Narrated by the once jealous, now guilt-ridden blue blood Bruce Bennett-Jones, the story traces the public and private conduct of the relationship between two "non-traditional" admits to the school, Korean-American guy Seung Jung and Jewish girl Aviva Rossner. I say public and private because what Erens does best is bring home the huge difference between what a relationship may actually be (private) with what the rumor mill would like it to be or thinks it should be or guesses it might be.
Other than the construct of otherness, I have no idea why Erens decided to make Aviva a Jewish character....once or twice mentioned (and perhaps only to someone named Bruce Bennett-Jones might this be considered exotic), this Jewishness is undescribed and underdeveloped - other than having dark, curly hair and a Semitic face -- nothing else is made of this -- seemingly a throw-away to me. Erens does slightly better with the Korean-ness of Seung - but only in relation to the somewhat now tired "Asian" motif of disappointing the hard-working parents with another child who is less than perfect.
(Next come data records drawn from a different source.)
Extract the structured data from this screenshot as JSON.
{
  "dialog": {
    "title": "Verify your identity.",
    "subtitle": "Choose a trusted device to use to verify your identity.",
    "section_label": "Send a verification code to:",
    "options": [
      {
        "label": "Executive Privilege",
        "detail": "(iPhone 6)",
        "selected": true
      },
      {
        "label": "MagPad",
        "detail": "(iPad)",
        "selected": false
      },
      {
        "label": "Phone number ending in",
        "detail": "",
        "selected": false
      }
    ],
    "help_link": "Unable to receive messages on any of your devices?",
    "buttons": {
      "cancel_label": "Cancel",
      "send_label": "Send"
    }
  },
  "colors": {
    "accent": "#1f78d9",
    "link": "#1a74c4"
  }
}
A bit of staid stereotyping on both fronts.
Erens key focus is making real the old adage about teenage sex -- a lot of talk and little action -- in the sense that while the campus is aflame with speculation our protagonists remain - unwillingly - virgins.
The jealousy, then cowardice and callousness, then guilt and regret of the narrator might have been somewhat more powerful if he were not such an unlikable guy....his personality, problems, and approach to life and friends created someone I would prefer not to know, and ultimately, someone I could not care about very much.
This is not the coming-of-age story updated....there was no specifically wonderful twist that made this story (set in the late 70s) particularly insightful about that time. Yes, there is a sad and unfortunate ending to the tale, but that comes off as more depressing than instructive of anything.
All in, if you want terrific coming of age stories - reread A Catcher in the Rye - or better yet, get a copy of Frank Conroy's Stop Time -- about the best one I have ever read other than Salinger's classic.